A classic potato salad recipe that will be your barbecue and pot luck supper staple. Includes variations so you can customize to fit all your taste preferences!

Tip: One favorite has crunchy vegetables and diced dill pickles, a summer favorite often feature garden peas and carrots.
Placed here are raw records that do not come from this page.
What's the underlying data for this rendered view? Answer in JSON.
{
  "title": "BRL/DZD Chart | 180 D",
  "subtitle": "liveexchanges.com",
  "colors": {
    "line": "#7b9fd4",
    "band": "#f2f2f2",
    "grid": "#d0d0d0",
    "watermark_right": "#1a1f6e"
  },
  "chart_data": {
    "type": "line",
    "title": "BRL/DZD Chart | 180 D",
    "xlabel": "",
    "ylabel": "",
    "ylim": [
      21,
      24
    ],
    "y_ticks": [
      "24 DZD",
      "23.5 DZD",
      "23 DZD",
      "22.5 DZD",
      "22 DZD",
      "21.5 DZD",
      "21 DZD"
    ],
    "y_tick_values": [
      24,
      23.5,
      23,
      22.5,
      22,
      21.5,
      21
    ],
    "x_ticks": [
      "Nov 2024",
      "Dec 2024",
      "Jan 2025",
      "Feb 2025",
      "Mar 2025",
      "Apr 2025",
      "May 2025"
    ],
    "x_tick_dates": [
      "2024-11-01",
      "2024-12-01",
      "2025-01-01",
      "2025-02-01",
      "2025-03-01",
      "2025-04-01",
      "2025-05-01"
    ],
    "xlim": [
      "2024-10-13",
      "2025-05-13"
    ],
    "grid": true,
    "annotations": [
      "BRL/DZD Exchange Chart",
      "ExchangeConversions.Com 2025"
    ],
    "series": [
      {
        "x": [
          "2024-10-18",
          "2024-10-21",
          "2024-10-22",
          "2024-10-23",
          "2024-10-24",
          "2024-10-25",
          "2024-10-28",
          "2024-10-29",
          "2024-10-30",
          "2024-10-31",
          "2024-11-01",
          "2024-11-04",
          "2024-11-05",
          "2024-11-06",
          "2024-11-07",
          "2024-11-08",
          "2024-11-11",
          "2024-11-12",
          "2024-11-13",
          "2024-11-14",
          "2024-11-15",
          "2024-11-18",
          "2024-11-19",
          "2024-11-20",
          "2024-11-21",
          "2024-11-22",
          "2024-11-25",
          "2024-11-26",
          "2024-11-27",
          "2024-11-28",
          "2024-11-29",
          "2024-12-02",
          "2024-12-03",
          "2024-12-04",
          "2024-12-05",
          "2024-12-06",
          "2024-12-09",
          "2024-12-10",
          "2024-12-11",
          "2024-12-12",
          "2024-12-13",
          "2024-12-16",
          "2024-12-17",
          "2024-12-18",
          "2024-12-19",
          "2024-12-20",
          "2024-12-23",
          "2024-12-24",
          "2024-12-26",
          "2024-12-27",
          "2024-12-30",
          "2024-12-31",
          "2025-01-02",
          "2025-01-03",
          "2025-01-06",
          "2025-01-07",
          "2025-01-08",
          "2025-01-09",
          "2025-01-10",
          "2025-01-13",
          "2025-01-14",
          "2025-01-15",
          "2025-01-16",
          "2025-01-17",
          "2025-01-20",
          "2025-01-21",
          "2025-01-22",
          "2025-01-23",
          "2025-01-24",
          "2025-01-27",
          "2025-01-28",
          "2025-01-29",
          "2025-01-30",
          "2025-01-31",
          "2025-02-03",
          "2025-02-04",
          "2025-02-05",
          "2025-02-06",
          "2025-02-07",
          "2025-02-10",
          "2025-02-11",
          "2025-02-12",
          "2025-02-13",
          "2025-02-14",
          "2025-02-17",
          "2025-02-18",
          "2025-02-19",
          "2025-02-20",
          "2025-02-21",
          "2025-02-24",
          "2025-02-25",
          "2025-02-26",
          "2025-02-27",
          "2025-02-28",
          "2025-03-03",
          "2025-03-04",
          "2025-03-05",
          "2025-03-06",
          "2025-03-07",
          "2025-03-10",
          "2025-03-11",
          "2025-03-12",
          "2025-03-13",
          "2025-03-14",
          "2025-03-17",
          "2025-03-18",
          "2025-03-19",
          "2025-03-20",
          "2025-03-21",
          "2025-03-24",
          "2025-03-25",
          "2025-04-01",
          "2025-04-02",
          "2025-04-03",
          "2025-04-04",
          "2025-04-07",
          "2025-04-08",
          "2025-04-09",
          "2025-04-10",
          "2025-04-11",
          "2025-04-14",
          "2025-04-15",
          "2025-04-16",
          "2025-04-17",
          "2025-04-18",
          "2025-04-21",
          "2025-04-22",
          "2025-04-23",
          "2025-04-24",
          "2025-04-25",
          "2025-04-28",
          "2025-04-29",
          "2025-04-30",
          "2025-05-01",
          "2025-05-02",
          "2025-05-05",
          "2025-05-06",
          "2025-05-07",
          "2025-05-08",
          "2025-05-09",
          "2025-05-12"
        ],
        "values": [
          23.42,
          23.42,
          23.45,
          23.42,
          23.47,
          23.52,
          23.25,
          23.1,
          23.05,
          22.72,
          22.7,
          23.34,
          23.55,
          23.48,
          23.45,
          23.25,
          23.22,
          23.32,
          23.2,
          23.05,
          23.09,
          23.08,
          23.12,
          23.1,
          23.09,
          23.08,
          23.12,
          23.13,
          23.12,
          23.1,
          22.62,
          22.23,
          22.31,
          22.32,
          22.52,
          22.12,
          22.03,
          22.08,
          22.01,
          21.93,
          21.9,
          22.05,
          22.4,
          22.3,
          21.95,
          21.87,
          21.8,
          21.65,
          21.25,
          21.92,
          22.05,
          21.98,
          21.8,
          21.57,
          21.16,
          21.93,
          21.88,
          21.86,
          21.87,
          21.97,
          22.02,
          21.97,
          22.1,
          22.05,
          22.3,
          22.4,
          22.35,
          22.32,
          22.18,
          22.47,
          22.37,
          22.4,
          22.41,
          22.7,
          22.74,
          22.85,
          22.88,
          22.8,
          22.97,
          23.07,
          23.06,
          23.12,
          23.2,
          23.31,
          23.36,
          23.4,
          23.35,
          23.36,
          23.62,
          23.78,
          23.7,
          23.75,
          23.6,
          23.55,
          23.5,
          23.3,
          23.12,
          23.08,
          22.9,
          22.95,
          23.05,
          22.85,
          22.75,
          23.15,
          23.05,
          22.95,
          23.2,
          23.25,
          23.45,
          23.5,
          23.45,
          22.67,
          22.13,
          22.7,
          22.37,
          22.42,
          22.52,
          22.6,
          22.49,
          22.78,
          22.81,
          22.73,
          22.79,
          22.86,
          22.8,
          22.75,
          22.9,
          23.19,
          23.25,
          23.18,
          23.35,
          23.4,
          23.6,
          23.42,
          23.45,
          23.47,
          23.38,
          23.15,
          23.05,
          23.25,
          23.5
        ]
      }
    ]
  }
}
A creamy dressing, hard cooked eggs and a paprika garnish are staples!

5 mins
10 mins


  • Large saucepan
  • Large bowl
  • Whisk
  • Small bowl


  • 1.5 lbs Little Potatoes

Crunchy & Creamy Version:

  • 3 eggs, hard boiled and coarsely chopped
  • 3 green onions, sliced
  • 2 stalks celery, sliced
  • 1 bunch radishes, sliced
  • 1/2 cup dill pickles, diced
  • 1/4 cup fresh parsley, chopped

Peas & Carrots Version:

  • 3 eggs, hard boiled and coarsely chopped
  • 1 cup fresh or frozen green peas, lightly cooked
  • 1 cup carrot, shredded
  • 1/2 cup purple onion, diced
  • (For garnish) fresh pea shoots


  • 1 cup mayonnaise
  • 1 Tbsp red, white, or cider vinegar
  • 1 Tbsp Dijon mustard
  • 1 dash hot pepper sauce
  • (To taste) salt and fresh ground pepper
  • (To garnish) paprika


  • Step 1

    Slice the Little Potatoes in half and place in a pot, with the eggs, cover with cold water, and bring to a boil.

  • Step 2

    Cook 10 to 15 minutes until soft when pierced with a fork.

  • Step 3

    Strain water and let potatoes and eggs cool.

  • Step 4

    Prepare the vegetables as directed for the variation chosen—either crunchy and creamy or peas and carrots version.

  • Step 5

    Peel and coarsely chop hard cooked eggs.

  • Step 6

    Place all ingredients for the preferred version in a large salad bowl.

  • Make the Dressing:

    Whisk mayonnaise, vinegar, Dijon and hot sauce, if using, in a small bowl.

  • Step 8

    Add salt and pepper to taste.

  • Step 9

    Stir gently to combine all ingredients.

  • Step 10

    Place in refrigerator to allow the flavours to mellow for about two hours before serving.

  • Step 11

    Garnish with a dusting of paprika.